The Calypso was a cruise liner owned by Louis Cruises, and was under charter to Thomson Cruises, part of TUI Travel at one time. Earlier names of the ship were Canguro Verde, Durr, Ionian Harmony, Sun Fiesta, Regent Jewel, and Calypso In April 2013, it was beached in Alang, India, for scrapping.

==Facilities==
- 4 bars, 2 restaurants, library w/ internet, bistro, disco, casino, library, swimming pool, fitness center, sauna, massage room, fashion shops.
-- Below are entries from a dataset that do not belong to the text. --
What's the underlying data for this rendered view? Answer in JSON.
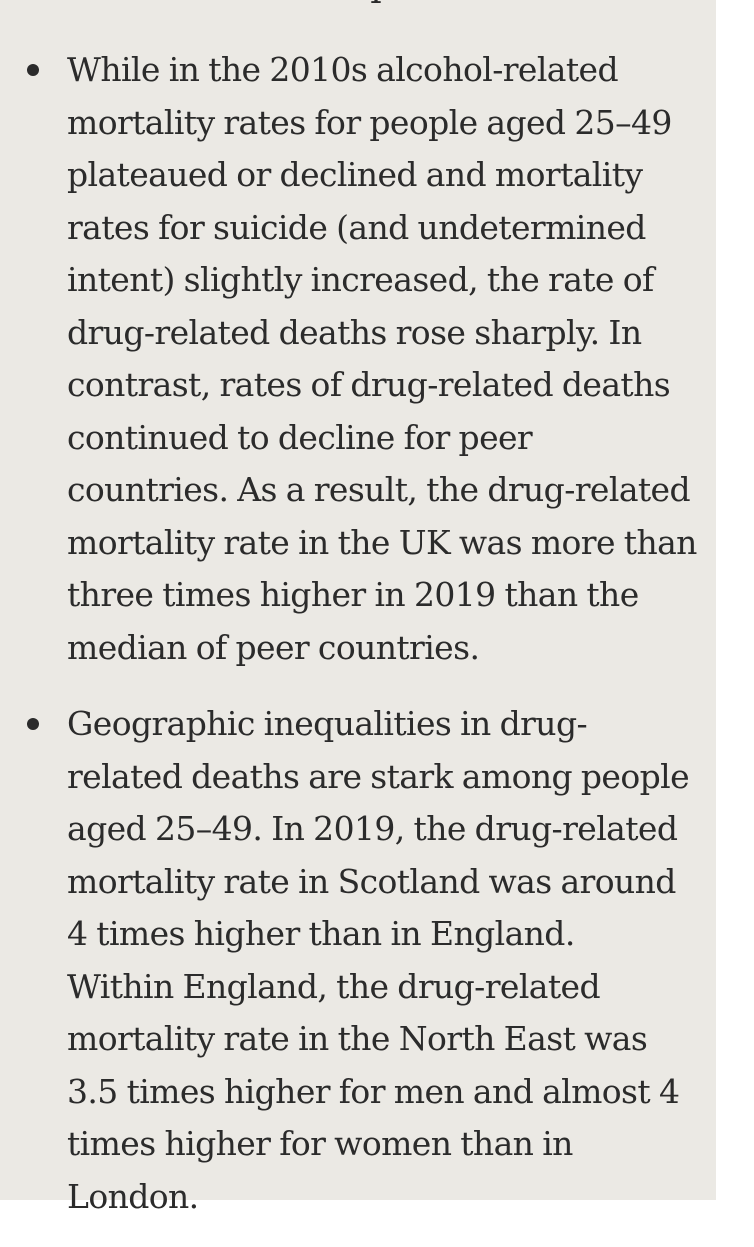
{
  "top_glyph": "ı",
  "bullets": [
    {
      "lines": [
        "While in the 2010s alcohol-related",
        "mortality rates for people aged 25–49",
        "plateaued or declined and mortality",
        "rates for suicide (and undetermined",
        "intent) slightly increased, the rate of",
        "drug-related deaths rose sharply. In",
        "contrast, rates of drug-related deaths",
        "continued to decline for peer",
        "countries. As a result, the drug-related",
        "mortality rate in the UK was more than",
        "three times higher in 2019 than the",
        "median of peer countries."
      ]
    },
    {
      "lines": [
        "Geographic inequalities in drug-",
        "related deaths are stark among people",
        "aged 25–49. In 2019, the drug-related",
        "mortality rate in Scotland was around",
        "4 times higher than in England.",
        "Within England, the drug-related",
        "mortality rate in the North East was",
        "3.5 times higher for men and almost 4",
        "times higher for women than in",
        "London."
      ]
    }
  ]
}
Cabin electricity supply 110 volts.
- 243 cabins
- 486 passengers on lower berths
- 740 passengers including upper berths

==Incidents==
On 6 May 2006 at 4 am the starboard engine caught fire 16 mi off Eastbourne while it was carrying 708 people from Tilbury to Saint Peter Port on Guernsey. The crew put the fire out. The passengers meanwhile were assemble in the designated emergency stations, which however did not need to be launched. The fire caused extensive damage to the ship and she was out of action through the early part of the (northern hemisphere) summer cruising season.